Passivlegitimiert ist stets die Stockwerkeigentümergemeinschaft. Dies gilt selbst, wenn der Beschluss eines Ausschusses Gegenstand einer Anfechtung bildet.
 
     
  C. Formelle Voraussetzungen
Die Anfechtungsklage ist am Ort der gelegenen Sache einzureichen (Art. 19 Abs. 1 lit. b GestG). Es handelt sich nicht um einen zwingenden Gerichtsstand, weshalb eine Gerichtsstands- oder Schiedsgerichtsklausel zulässig ist.
Die Anfechtungsklage muss innert einem Monat nach Kenntnisnahme des Beschlusses erfolgen (Art. 75 ZGB). Die Frist beginnt mit dem Zeitpunkt zu laufen, in welchem dem Stockwerkeigentümer der gesamte Beschluss eröffnet wird. Sie läuft ungeachtet dessen, ob dieser die Widerrechtlichkeit erkennt oder nicht.
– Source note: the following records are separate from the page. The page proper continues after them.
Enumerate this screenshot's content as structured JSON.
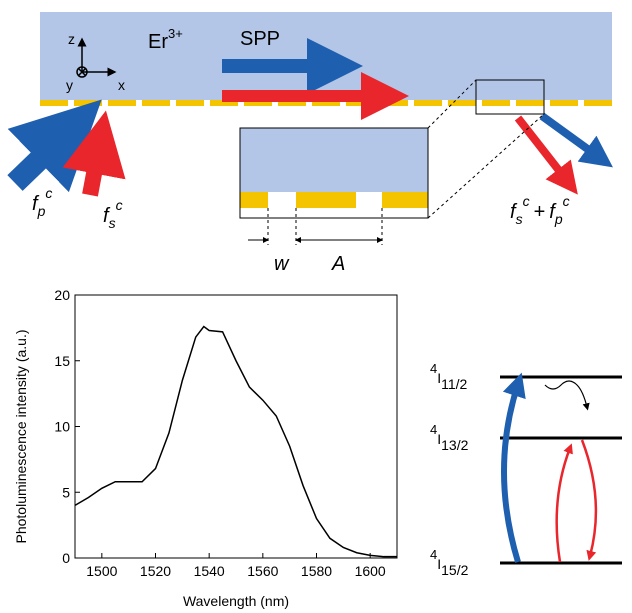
{
  "chart_data": {
    "type": "line",
    "xlabel": "Wavelength (nm)",
    "ylabel": "Photoluminescence intensity (a.u.)",
    "x": [
      1490,
      1495,
      1500,
      1505,
      1510,
      1515,
      1520,
      1525,
      1530,
      1535,
      1538,
      1540,
      1545,
      1550,
      1555,
      1560,
      1565,
      1570,
      1575,
      1580,
      1585,
      1590,
      1595,
      1600,
      1605,
      1610
    ],
    "values": [
      4.0,
      4.6,
      5.3,
      5.8,
      5.8,
      5.8,
      6.8,
      9.5,
      13.5,
      16.8,
      17.6,
      17.3,
      17.2,
      15.0,
      13.0,
      12.0,
      10.8,
      8.5,
      5.5,
      3.0,
      1.5,
      0.8,
      0.4,
      0.2,
      0.1,
      0.1
    ],
    "color": "#000000",
    "xlim": [
      1490,
      1610
    ],
    "xticks": [
      1500,
      1520,
      1540,
      1560,
      1580,
      1600
    ],
    "ylim": [
      0,
      20
    ],
    "yticks": [
      0,
      5,
      10,
      15,
      20
    ]
  },
  "diagram": {
    "medium": {
      "base": "Er",
      "sup": "3+"
    },
    "spp": "SPP",
    "axes": {
      "z": "z",
      "y": "y",
      "x": "x"
    },
    "pump": {
      "base": "f",
      "sub": "p",
      "sup": "c"
    },
    "signal": {
      "base": "f",
      "sub": "s",
      "sup": "c"
    },
    "output": {
      "operator": "+"
    },
    "inset": {
      "w": "w",
      "A": "A"
    },
    "levels": [
      {
        "sup": "4",
        "base": "I",
        "sub": "11/2"
      },
      {
        "sup": "4",
        "base": "I",
        "sub": "13/2"
      },
      {
        "sup": "4",
        "base": "I",
        "sub": "15/2"
      }
    ]
  }
}
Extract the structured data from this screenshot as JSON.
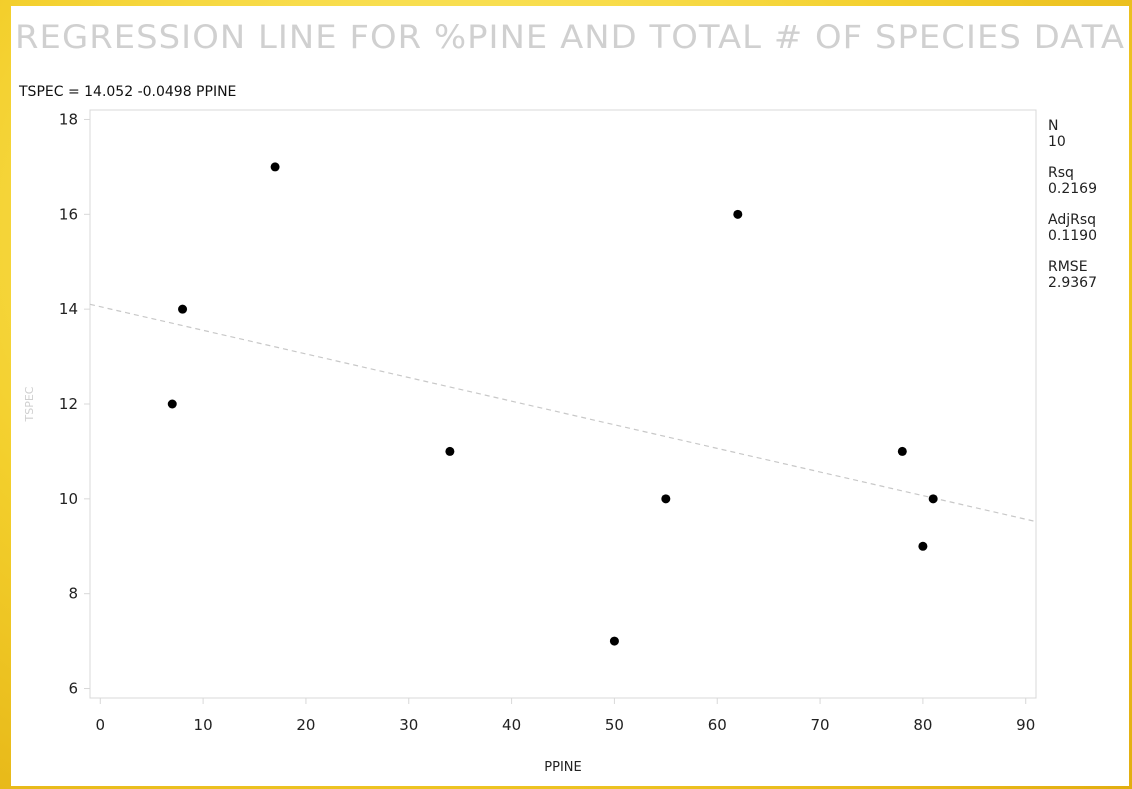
{
  "chart_data": {
    "type": "scatter",
    "title": "REGRESSION LINE FOR %PINE AND TOTAL # OF SPECIES DATA",
    "equation": "TSPEC = 14.052 -0.0498    PPINE",
    "xlabel": "PPINE",
    "ylabel": "TSPEC",
    "xlim": [
      -1,
      91
    ],
    "ylim": [
      5.8,
      18.2
    ],
    "xticks": [
      0,
      10,
      20,
      30,
      40,
      50,
      60,
      70,
      80,
      90
    ],
    "yticks": [
      6,
      8,
      10,
      12,
      14,
      16,
      18
    ],
    "points": [
      {
        "x": 7,
        "y": 12
      },
      {
        "x": 8,
        "y": 14
      },
      {
        "x": 17,
        "y": 17
      },
      {
        "x": 34,
        "y": 11
      },
      {
        "x": 50,
        "y": 7
      },
      {
        "x": 55,
        "y": 10
      },
      {
        "x": 62,
        "y": 16
      },
      {
        "x": 78,
        "y": 11
      },
      {
        "x": 80,
        "y": 9
      },
      {
        "x": 81,
        "y": 10
      }
    ],
    "regression": {
      "intercept": 14.052,
      "slope": -0.0498,
      "x_range": [
        -1,
        91
      ],
      "style": "dashed"
    },
    "grid": false,
    "stats": [
      {
        "label": "N",
        "value": "10"
      },
      {
        "label": "Rsq",
        "value": "0.2169"
      },
      {
        "label": "AdjRsq",
        "value": "0.1190"
      },
      {
        "label": "RMSE",
        "value": "2.9367"
      }
    ]
  },
  "colors": {
    "point": "#000000",
    "regression_line": "#c8c8c8",
    "axis": "#d8d8d8",
    "background_gold": "#f3cf2c"
  }
}
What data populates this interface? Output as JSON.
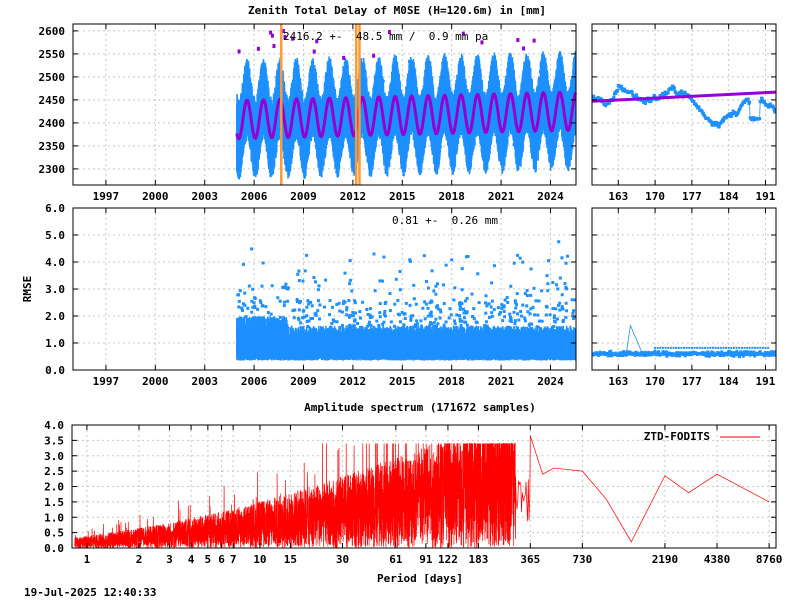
{
  "chart_data": [
    {
      "type": "scatter",
      "title": "Zenith Total Delay of M0SE (H=120.6m) in [mm]",
      "annotation": "2416.2 +-  48.5 mm /  0.9 mm pa",
      "xlabel": "",
      "ylabel": "",
      "xlim": [
        1995.0,
        2025.55
      ],
      "ylim": [
        2265,
        2615
      ],
      "x_ticks": [
        "1997",
        "2000",
        "2003",
        "2006",
        "2009",
        "2012",
        "2015",
        "2018",
        "2021",
        "2024"
      ],
      "y_ticks": [
        "2300",
        "2350",
        "2400",
        "2450",
        "2500",
        "2550",
        "2600"
      ],
      "data_start": 2004.95,
      "mean": 2416.2,
      "annual_amplitude": 48.5,
      "trend_per_year": 0.9,
      "series": [
        {
          "kind": "zenith-delay-samples",
          "color": "#1e90ff"
        },
        {
          "kind": "seasonal-fit",
          "color": "#9400d3"
        }
      ],
      "event_lines": [
        2007.65,
        2012.2,
        2012.4
      ],
      "event_color": "#ff9933"
    },
    {
      "type": "scatter",
      "title": "",
      "xlabel": "",
      "ylabel": "",
      "xlim": [
        158,
        193
      ],
      "ylim": [
        2265,
        2615
      ],
      "x_ticks": [
        "163",
        "170",
        "177",
        "184",
        "191"
      ],
      "trend_line": {
        "x": [
          158,
          193
        ],
        "y": [
          2447,
          2467
        ],
        "color": "#9400d3"
      },
      "color": "#1e90ff"
    },
    {
      "type": "scatter",
      "title": "",
      "annotation": "0.81 +-  0.26 mm",
      "xlabel": "",
      "ylabel": "RMSE",
      "xlim": [
        1995.0,
        2025.55
      ],
      "ylim": [
        0.0,
        6.0
      ],
      "x_ticks": [
        "1997",
        "2000",
        "2003",
        "2006",
        "2009",
        "2012",
        "2015",
        "2018",
        "2021",
        "2024"
      ],
      "y_ticks": [
        "0.0",
        "1.0",
        "2.0",
        "3.0",
        "4.0",
        "5.0",
        "6.0"
      ],
      "mean": 0.81,
      "std": 0.26,
      "color": "#1e90ff"
    },
    {
      "type": "scatter",
      "title": "",
      "xlabel": "",
      "ylabel": "",
      "xlim": [
        158,
        193
      ],
      "ylim": [
        0.0,
        6.0
      ],
      "x_ticks": [
        "163",
        "170",
        "177",
        "184",
        "191"
      ],
      "color": "#1e90ff"
    },
    {
      "type": "line",
      "title": "Amplitude spectrum (171672 samples)",
      "xlabel": "Period [days]",
      "ylabel": "",
      "x_scale": "log",
      "xlim": [
        0.82,
        9600
      ],
      "ylim": [
        0.0,
        4.0
      ],
      "x_ticks": [
        "1",
        "2",
        "3",
        "4",
        "5",
        "6",
        "7",
        "10",
        "15",
        "30",
        "61",
        "91",
        "122",
        "183",
        "365",
        "730",
        "2190",
        "4380",
        "8760"
      ],
      "y_ticks": [
        "0.0",
        "0.5",
        "1.0",
        "1.5",
        "2.0",
        "2.5",
        "3.0",
        "3.5",
        "4.0"
      ],
      "legend": "ZTD-FODITS",
      "legend_position": "top-right",
      "color": "#ff0000",
      "peaks": {
        "x": [
          365,
          430,
          500,
          730,
          1000,
          1400,
          2190,
          3000,
          4380,
          8760
        ],
        "y": [
          3.65,
          2.4,
          2.6,
          2.5,
          1.6,
          0.2,
          2.35,
          1.8,
          2.4,
          1.5
        ]
      }
    }
  ],
  "footer": {
    "timestamp": "19-Jul-2025 12:40:33"
  }
}
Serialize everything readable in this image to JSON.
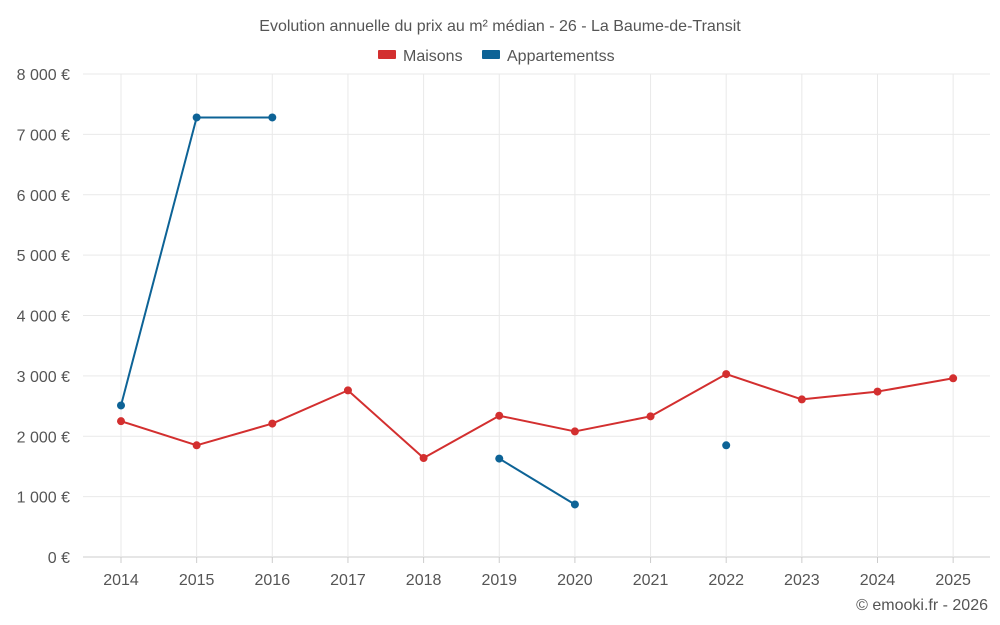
{
  "chart_data": {
    "type": "line",
    "title": "Evolution annuelle du prix au m² médian - 26 - La Baume-de-Transit",
    "categories": [
      "2014",
      "2015",
      "2016",
      "2017",
      "2018",
      "2019",
      "2020",
      "2021",
      "2022",
      "2023",
      "2024",
      "2025"
    ],
    "ylim": [
      0,
      8000
    ],
    "yticks": [
      0,
      1000,
      2000,
      3000,
      4000,
      5000,
      6000,
      7000,
      8000
    ],
    "ytick_labels": [
      "0 €",
      "1 000 €",
      "2 000 €",
      "3 000 €",
      "4 000 €",
      "5 000 €",
      "6 000 €",
      "7 000 €",
      "8 000 €"
    ],
    "xlabel": "",
    "ylabel": "",
    "grid": true,
    "legend_position": "top-center",
    "series": [
      {
        "name": "Maisons",
        "color": "#d32f2f",
        "values": [
          2250,
          1850,
          2210,
          2760,
          1640,
          2340,
          2080,
          2330,
          3030,
          2610,
          2740,
          2960
        ]
      },
      {
        "name": "Appartementss",
        "color": "#0d6396",
        "values": [
          2510,
          7280,
          7280,
          null,
          null,
          1630,
          870,
          null,
          1850,
          null,
          null,
          null
        ]
      }
    ]
  },
  "credit": "© emooki.fr - 2026"
}
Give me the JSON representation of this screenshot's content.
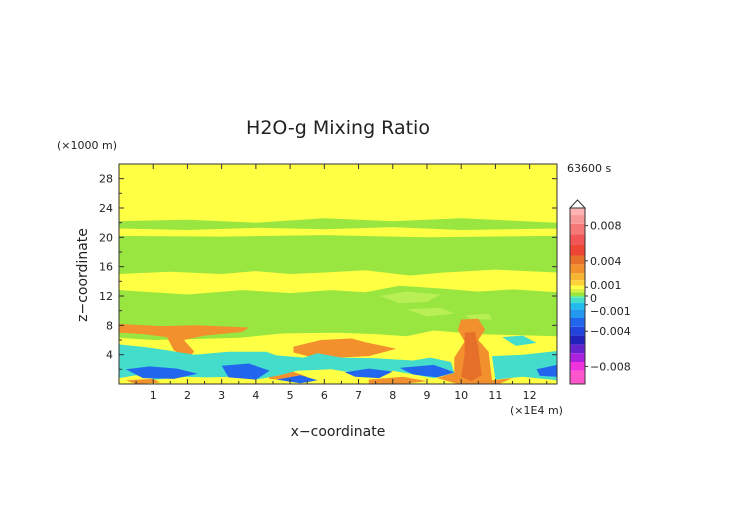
{
  "chart_data": {
    "type": "heatmap",
    "title": "H2O-g Mixing Ratio",
    "xlabel": "x−coordinate",
    "ylabel": "z−coordinate",
    "x_unit": "(×1E4 m)",
    "y_unit": "(×1000 m)",
    "time_label": "63600 s",
    "xlim": [
      0,
      12.8
    ],
    "ylim": [
      0,
      30
    ],
    "x_ticks": [
      1,
      2,
      3,
      4,
      5,
      6,
      7,
      8,
      9,
      10,
      11,
      12
    ],
    "y_ticks": [
      4,
      8,
      12,
      16,
      20,
      24,
      28
    ],
    "colorbar": {
      "range": [
        -0.01,
        0.01
      ],
      "labels": [
        {
          "value": 0.008,
          "text": "0.008"
        },
        {
          "value": 0.004,
          "text": "0.004"
        },
        {
          "value": 0.001,
          "text": "0.001"
        },
        {
          "value": 0,
          "text": "0"
        },
        {
          "value": -0.001,
          "text": "−0.001"
        },
        {
          "value": -0.004,
          "text": "−0.004"
        },
        {
          "value": -0.008,
          "text": "−0.008"
        }
      ],
      "colors": {
        "background": "#ffff44",
        "green": "#99e641",
        "light_green": "#b8ef55",
        "orange": "#f2902e",
        "dark_orange": "#e6702a",
        "cyan": "#44ddcc",
        "blue": "#2266ee"
      }
    },
    "regions": [
      {
        "level": "green",
        "points": [
          [
            0,
            22.2
          ],
          [
            2,
            22.4
          ],
          [
            4,
            22.0
          ],
          [
            6,
            22.6
          ],
          [
            8,
            22.2
          ],
          [
            10,
            22.6
          ],
          [
            12.8,
            22.0
          ],
          [
            12.8,
            21.2
          ],
          [
            10,
            21.0
          ],
          [
            8,
            21.4
          ],
          [
            6,
            21.1
          ],
          [
            4,
            21.3
          ],
          [
            2,
            21.0
          ],
          [
            0,
            21.2
          ]
        ]
      },
      {
        "level": "green",
        "points": [
          [
            0,
            20.2
          ],
          [
            3,
            20.1
          ],
          [
            6,
            20.3
          ],
          [
            9,
            20.0
          ],
          [
            12.8,
            20.2
          ],
          [
            12.8,
            15.2
          ],
          [
            11,
            15.6
          ],
          [
            9.5,
            15.2
          ],
          [
            8.5,
            14.8
          ],
          [
            7.2,
            15.5
          ],
          [
            6,
            15.2
          ],
          [
            5,
            15.0
          ],
          [
            4,
            15.4
          ],
          [
            3,
            15.0
          ],
          [
            1.5,
            15.3
          ],
          [
            0,
            15.0
          ]
        ]
      },
      {
        "level": "green",
        "points": [
          [
            0,
            12.8
          ],
          [
            2,
            12.2
          ],
          [
            3.6,
            12.8
          ],
          [
            5,
            12.4
          ],
          [
            6.2,
            12.8
          ],
          [
            7.2,
            12.5
          ],
          [
            8.2,
            13.4
          ],
          [
            9.5,
            13.0
          ],
          [
            10.5,
            12.6
          ],
          [
            11.5,
            12.9
          ],
          [
            12.8,
            12.5
          ],
          [
            12.8,
            6.5
          ],
          [
            10.5,
            6.8
          ],
          [
            9.2,
            7.3
          ],
          [
            8.4,
            6.5
          ],
          [
            7.5,
            6.8
          ],
          [
            6.4,
            7.0
          ],
          [
            4.8,
            6.9
          ],
          [
            3.5,
            6.3
          ],
          [
            2,
            6.1
          ],
          [
            1,
            6.0
          ],
          [
            0,
            6.3
          ]
        ]
      },
      {
        "level": "light_green",
        "points": [
          [
            7.6,
            12.0
          ],
          [
            8.4,
            12.6
          ],
          [
            9.4,
            12.2
          ],
          [
            9.0,
            11.2
          ],
          [
            8.2,
            11.0
          ]
        ]
      },
      {
        "level": "light_green",
        "points": [
          [
            8.4,
            10.2
          ],
          [
            9.4,
            10.4
          ],
          [
            9.8,
            9.6
          ],
          [
            9.0,
            9.2
          ]
        ]
      },
      {
        "level": "light_green",
        "points": [
          [
            10.1,
            9.4
          ],
          [
            10.8,
            9.6
          ],
          [
            10.9,
            8.8
          ],
          [
            10.3,
            8.8
          ]
        ]
      },
      {
        "level": "orange",
        "points": [
          [
            0,
            8.2
          ],
          [
            1.2,
            7.9
          ],
          [
            2.3,
            8.0
          ],
          [
            3.8,
            7.7
          ],
          [
            3.6,
            7.1
          ],
          [
            2.5,
            6.6
          ],
          [
            1.9,
            6.0
          ],
          [
            2.2,
            4.4
          ],
          [
            2.0,
            3.6
          ],
          [
            1.6,
            4.6
          ],
          [
            1.4,
            6.4
          ],
          [
            0.7,
            6.8
          ],
          [
            0,
            7.0
          ]
        ]
      },
      {
        "level": "orange",
        "points": [
          [
            2.4,
            3.6
          ],
          [
            3.0,
            4.1
          ],
          [
            3.5,
            3.2
          ],
          [
            3.1,
            2.4
          ],
          [
            2.5,
            2.6
          ]
        ]
      },
      {
        "level": "orange",
        "points": [
          [
            5.1,
            5.1
          ],
          [
            5.9,
            6.0
          ],
          [
            6.8,
            6.2
          ],
          [
            7.2,
            5.7
          ],
          [
            8.1,
            4.8
          ],
          [
            7.3,
            3.8
          ],
          [
            6.4,
            3.6
          ],
          [
            5.6,
            3.7
          ],
          [
            5.1,
            4.3
          ]
        ]
      },
      {
        "level": "orange",
        "points": [
          [
            10.0,
            8.8
          ],
          [
            10.5,
            8.9
          ],
          [
            10.7,
            7.4
          ],
          [
            10.5,
            6.0
          ],
          [
            10.8,
            4.4
          ],
          [
            10.9,
            0.5
          ],
          [
            11.5,
            0.8
          ],
          [
            11.1,
            0
          ],
          [
            9.9,
            0
          ],
          [
            9.3,
            0.8
          ],
          [
            9.8,
            1.6
          ],
          [
            9.8,
            3.6
          ],
          [
            10.1,
            5.8
          ],
          [
            9.9,
            7.4
          ]
        ]
      },
      {
        "level": "orange",
        "points": [
          [
            0.2,
            0.5
          ],
          [
            1.0,
            0.7
          ],
          [
            1.2,
            0.2
          ],
          [
            0.5,
            0
          ]
        ]
      },
      {
        "level": "orange",
        "points": [
          [
            4.3,
            1.5
          ],
          [
            5.0,
            1.8
          ],
          [
            5.5,
            1.0
          ],
          [
            5.0,
            0.5
          ],
          [
            4.4,
            0.7
          ]
        ]
      },
      {
        "level": "orange",
        "points": [
          [
            7.3,
            0.6
          ],
          [
            8.3,
            1.0
          ],
          [
            9.0,
            0.4
          ],
          [
            8.3,
            0
          ],
          [
            7.3,
            0
          ]
        ]
      },
      {
        "level": "dark_orange",
        "points": [
          [
            10.1,
            7.0
          ],
          [
            10.4,
            7.1
          ],
          [
            10.5,
            5.0
          ],
          [
            10.6,
            1.2
          ],
          [
            10.3,
            0.4
          ],
          [
            10.0,
            1.0
          ],
          [
            10.1,
            4.0
          ]
        ]
      },
      {
        "level": "cyan",
        "points": [
          [
            0,
            5.4
          ],
          [
            0.8,
            5.0
          ],
          [
            1.4,
            4.6
          ],
          [
            2.2,
            4.0
          ],
          [
            3.2,
            4.4
          ],
          [
            4.3,
            4.4
          ],
          [
            4.6,
            3.9
          ],
          [
            5.4,
            3.6
          ],
          [
            5.8,
            4.2
          ],
          [
            6.5,
            3.6
          ],
          [
            7.5,
            3.5
          ],
          [
            8.6,
            3.2
          ],
          [
            9.1,
            3.6
          ],
          [
            9.7,
            3.0
          ],
          [
            9.8,
            1.5
          ],
          [
            9.2,
            0.8
          ],
          [
            8.0,
            1.8
          ],
          [
            7.0,
            1.4
          ],
          [
            6.2,
            2.0
          ],
          [
            5.2,
            1.8
          ],
          [
            4.7,
            1.2
          ],
          [
            4.0,
            0.6
          ],
          [
            3.3,
            1.0
          ],
          [
            2.6,
            0.9
          ],
          [
            1.8,
            1.0
          ],
          [
            1.1,
            0.6
          ],
          [
            0.5,
            1.2
          ],
          [
            0,
            0.8
          ]
        ]
      },
      {
        "level": "cyan",
        "points": [
          [
            10.9,
            3.8
          ],
          [
            11.8,
            4.0
          ],
          [
            12.8,
            4.5
          ],
          [
            12.8,
            0.5
          ],
          [
            11.8,
            1.0
          ],
          [
            11.0,
            0.6
          ]
        ]
      },
      {
        "level": "cyan",
        "points": [
          [
            11.2,
            6.4
          ],
          [
            11.8,
            6.6
          ],
          [
            12.2,
            5.6
          ],
          [
            11.6,
            5.2
          ]
        ]
      },
      {
        "level": "blue",
        "points": [
          [
            0.2,
            2.0
          ],
          [
            0.9,
            2.4
          ],
          [
            1.7,
            2.1
          ],
          [
            2.3,
            1.4
          ],
          [
            1.6,
            0.7
          ],
          [
            0.7,
            0.8
          ]
        ]
      },
      {
        "level": "blue",
        "points": [
          [
            3.0,
            2.5
          ],
          [
            3.8,
            2.8
          ],
          [
            4.4,
            1.8
          ],
          [
            4.0,
            0.6
          ],
          [
            3.2,
            0.9
          ]
        ]
      },
      {
        "level": "blue",
        "points": [
          [
            4.6,
            0.6
          ],
          [
            5.3,
            1.2
          ],
          [
            5.8,
            0.5
          ],
          [
            5.3,
            0.1
          ]
        ]
      },
      {
        "level": "blue",
        "points": [
          [
            6.6,
            1.6
          ],
          [
            7.3,
            2.1
          ],
          [
            8.0,
            1.7
          ],
          [
            7.6,
            0.8
          ],
          [
            6.9,
            1.0
          ]
        ]
      },
      {
        "level": "blue",
        "points": [
          [
            8.2,
            2.2
          ],
          [
            9.2,
            2.6
          ],
          [
            9.8,
            1.6
          ],
          [
            9.3,
            0.9
          ],
          [
            8.6,
            1.3
          ]
        ]
      },
      {
        "level": "blue",
        "points": [
          [
            12.2,
            2.0
          ],
          [
            12.8,
            2.6
          ],
          [
            12.8,
            1.0
          ],
          [
            12.3,
            1.1
          ]
        ]
      }
    ]
  }
}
Es ist daher ratsam, allen Eigentümern unverzüglich ein vollständiges und transparentes Protokoll zuzustellen.
 
     
  3. Wirkung des Urteils
Der Richter kann bei Erfüllung aller Voraussetzungen den Beschluss bloss aufheben. Eine Korrektur des Entscheides kann durch ihn nicht vorgenommen werden. Die Gemeinschaft hat demzufolge einen neuen Beschluss zu fassen. Art 647 Abs. 2 Ziff. 1 ZGB bildet dazu eine Ausnahme, da der Richter eine notwendige Verwaltungshandlung anordnen kann, wenn die Eigentümerschaft beschlossen hat, nichts zu unternehmen. Durch die Aufhebung wird der Beschluss rückwirkend für ungültig erklärt, das heisst, er konnte während keiner Zeit eine Rechtswirkung entfalten.